The Holy Father went on to say, “At times, a certain hypocrisy pushes us to see prisoners only as people who have messed up, for whom the only path is prison. But, we all have the possibility to make mistakes.”

World must stop lords of war

Turning to the theme of war and violence, Pope Francis said, “I think today sin is manifested with all its destructive force in war, in different forms of violence and mistreatment, and in the rejection of the most fragile.”

He said the last century “was devastated by two deadly world wars and knew the threat of nuclear war and a large number of other conflicts, while today, unfortunately, we are experiencing a terrible world war fought piecemeal.”

The Holy Father told his interviewer, “The world must stop the lords of war, because those who suffer most are the last and the helpless.”

“I always ask myself,” he said, “Does violence allow us to obtain long-lasting objectives? Are not the results only a further escalation of reprisals and a spiral of lethal conflicts, which benefit only ‘a few lords of war?’”

Pope Francis said, “Responding to violence with violence leads – in the best of cases – to forced migration and inhuman suffering… In the worst of cases, in can bring the physical and spiritual death of many people, if not of all.”

Prejudices close one to truth and freedom

In conclusion, the Pope returned to his evening visit to prisoners at the Paliano Detention Centre.

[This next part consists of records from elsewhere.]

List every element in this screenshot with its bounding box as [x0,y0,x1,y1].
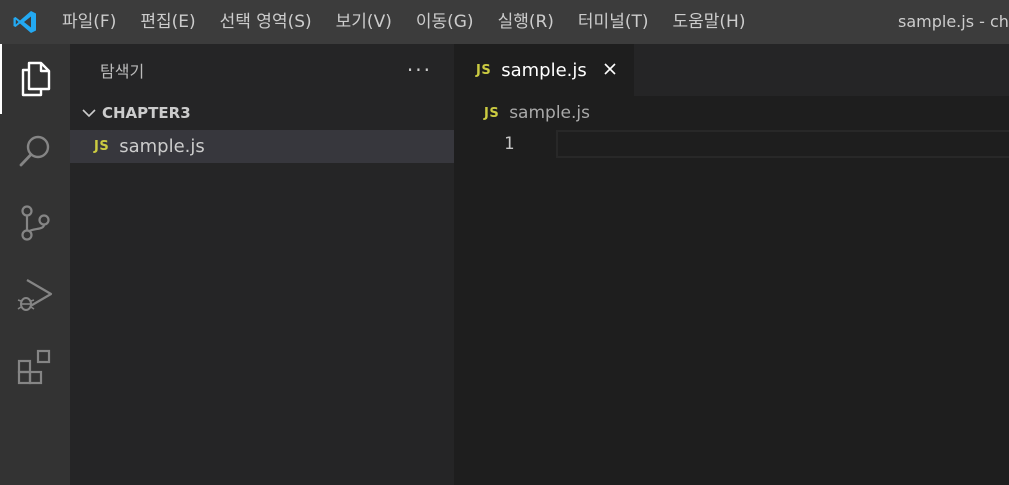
menu-terminal[interactable]: 터미널(T) [566,0,661,44]
file-item-sample-js[interactable]: JS sample.js [70,130,454,163]
vscode-logo-icon [0,0,50,44]
sidebar-title: 탐색기 [100,62,145,81]
window-title: sample.js - cha [898,12,1009,31]
chevron-down-icon[interactable] [78,105,100,121]
activity-bar [0,44,70,485]
more-actions-icon[interactable]: ··· [407,58,432,82]
breadcrumb[interactable]: JS sample.js [454,96,1009,130]
folder-chapter3[interactable]: CHAPTER3 [70,96,454,130]
current-line-highlight [556,130,1009,158]
js-file-icon: JS [484,105,500,121]
source-control-icon[interactable] [0,188,70,258]
line-number: 1 [504,134,515,154]
menu-selection[interactable]: 선택 영역(S) [208,0,324,44]
extensions-icon[interactable] [0,332,70,402]
menu-bar: 파일(F) 편집(E) 선택 영역(S) 보기(V) 이동(G) 실행(R) 터… [50,0,757,44]
menu-view[interactable]: 보기(V) [324,0,404,44]
menu-edit[interactable]: 편집(E) [128,0,207,44]
menu-run[interactable]: 실행(R) [486,0,566,44]
title-bar: 파일(F) 편집(E) 선택 영역(S) 보기(V) 이동(G) 실행(R) 터… [0,0,1009,44]
editor-tabs: JS sample.js [454,44,1009,96]
sidebar-header: 탐색기 ··· [70,44,454,96]
js-file-icon: JS [476,62,492,78]
close-icon[interactable] [600,59,620,79]
menu-file[interactable]: 파일(F) [50,0,128,44]
menu-help[interactable]: 도움말(H) [661,0,758,44]
explorer-icon[interactable] [0,44,70,114]
js-file-icon: JS [94,139,110,154]
menu-go[interactable]: 이동(G) [404,0,486,44]
tab-sample-js[interactable]: JS sample.js [454,44,634,96]
breadcrumb-file[interactable]: sample.js [509,103,590,123]
run-debug-icon[interactable] [0,260,70,330]
folder-label: CHAPTER3 [102,104,191,122]
search-icon[interactable] [0,116,70,186]
tab-label: sample.js [501,59,587,81]
code-editor[interactable]: 1 [454,130,1009,485]
file-label: sample.js [119,136,205,157]
explorer-sidebar: 탐색기 ··· CHAPTER3 JS sample.js [70,44,454,485]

“When we remain closed in our own prejudices, when we are slaves to idols of a false well-being, when we move within ideological frames, or when we absolutize economic laws which crush people, in reality we are doing nothing other than remaining within the cramped cell walls of individualism and self-sufficiency, deprived of truth which generates freedom. And to point the finger against someone who has messed up cannot become an alibi for hiding one’s own contradictions.”